1. in a large container, drizzle olive oil over chicken and rub in. Add curry powder, sea salt, black pepper and massage into chicken. Use as much as necessary to get a good coating on all the chicken. no need to skimp! You may need to separate chicken into 2 containers here.

2. Smash and peel garlic cloves

3. In a large pan (iron skillet works very well) heat up olive oil (enough to form a pool in the bottom of pan). Once hot, add a pat of butter. Once butter starts bubbling/foaming, add chicken pieces skin side down until pan is full.  (At this point, you can start another pan for the rest of the chicken if you’d like to cook everything at once. I ended up having 3 pans for the 10 lbs of chicken.)

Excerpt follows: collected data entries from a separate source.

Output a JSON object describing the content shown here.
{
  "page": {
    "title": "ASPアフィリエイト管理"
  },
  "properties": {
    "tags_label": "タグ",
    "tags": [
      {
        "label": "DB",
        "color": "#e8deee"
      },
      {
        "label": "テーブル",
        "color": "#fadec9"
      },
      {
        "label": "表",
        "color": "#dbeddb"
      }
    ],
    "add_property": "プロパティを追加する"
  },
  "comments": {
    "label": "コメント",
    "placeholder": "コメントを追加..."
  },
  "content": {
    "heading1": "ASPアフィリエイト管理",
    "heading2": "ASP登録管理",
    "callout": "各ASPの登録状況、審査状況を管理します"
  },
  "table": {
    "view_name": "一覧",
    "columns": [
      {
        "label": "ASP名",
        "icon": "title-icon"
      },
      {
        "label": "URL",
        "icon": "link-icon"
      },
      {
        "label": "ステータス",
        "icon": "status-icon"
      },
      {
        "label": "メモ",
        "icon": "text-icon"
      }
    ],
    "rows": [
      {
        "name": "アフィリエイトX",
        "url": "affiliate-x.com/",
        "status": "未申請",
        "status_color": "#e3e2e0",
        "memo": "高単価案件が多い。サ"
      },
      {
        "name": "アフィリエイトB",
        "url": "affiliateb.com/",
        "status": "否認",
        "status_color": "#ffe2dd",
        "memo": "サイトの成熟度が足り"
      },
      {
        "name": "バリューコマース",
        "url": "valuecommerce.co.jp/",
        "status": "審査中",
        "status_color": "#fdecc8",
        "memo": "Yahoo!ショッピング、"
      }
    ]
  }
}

3. Cook for about 10 min on high heat. Lower heat to medium high and add the garlic cloves and cover with a lid. Cook for about 20 min and flip over and cook for another 20 min until no more blood around bones. You can check by cutting into a piece of chicken. Remove from pan, place on platter and cover with foil to keep warm.

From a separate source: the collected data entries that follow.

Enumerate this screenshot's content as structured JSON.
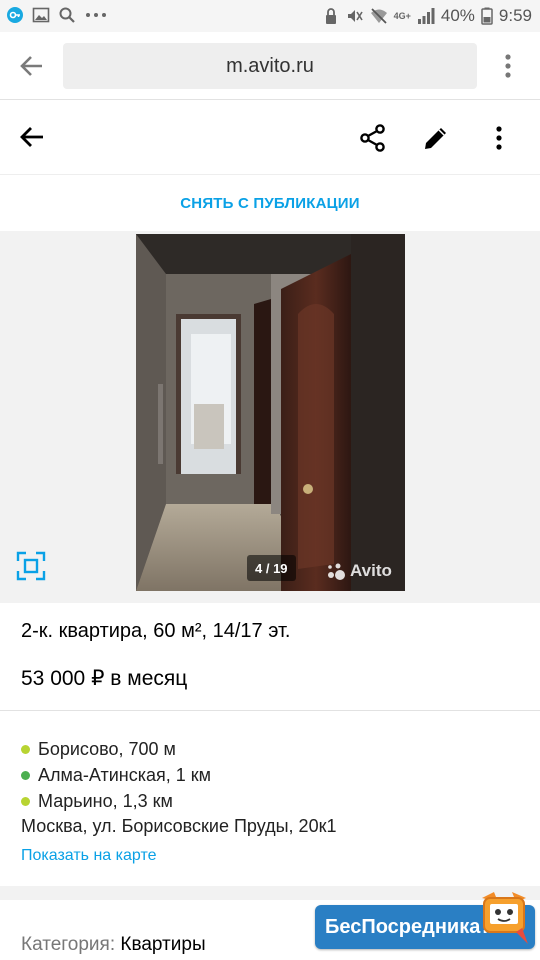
{
  "status_bar": {
    "battery": "40%",
    "time": "9:59",
    "network": "4G+"
  },
  "browser": {
    "url": "m.avito.ru"
  },
  "toolbar": {
    "unpublish_label": "СНЯТЬ С ПУБЛИКАЦИИ"
  },
  "gallery": {
    "counter": "4 / 19",
    "watermark": "Avito"
  },
  "listing": {
    "title": "2-к. квартира, 60 м², 14/17 эт.",
    "price": "53 000 ₽ в месяц",
    "metro": [
      {
        "name": "Борисово, 700 м",
        "color": "#b8d432"
      },
      {
        "name": "Алма-Атинская, 1 км",
        "color": "#4caf50"
      },
      {
        "name": "Марьино, 1,3 км",
        "color": "#b8d432"
      }
    ],
    "address": "Москва, ул. Борисовские Пруды, 20к1",
    "map_link": "Показать на карте",
    "category_label": "Категория:",
    "category_value": "Квартиры"
  },
  "overlay_badge": {
    "text": "БесПосредника",
    "suffix": ".ru"
  },
  "colors": {
    "accent": "#0AA1E6"
  }
}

4. Pour enough white wine into the pan to cover the bottom + about 1/2 inch of the pan. as everything heats, scrape the cooked on bits and garlic cloves off the pan. Add the mango and parsley. Plus some salt, sugar, and more curry powder til the taste suits you. I added about 1 TB salt, 1/4 cup sugar, and 2 TB curry powder (all guesstimates).  let the sauce cook down for about 5 min. When ready, spoon sauce over the chicken and serve.

 

The chicken is very moist and flavorful and the mango provides a great sweet counterpoint to all the curry flavor. Enjoy!

 

(the pic above is a variation i made yesterday. Seasoned the chicken with chili powder, garlic salt, pepper; used 2 mangoes and 1 apple and a vidalia onion; sauce made with sake — also very tasty!)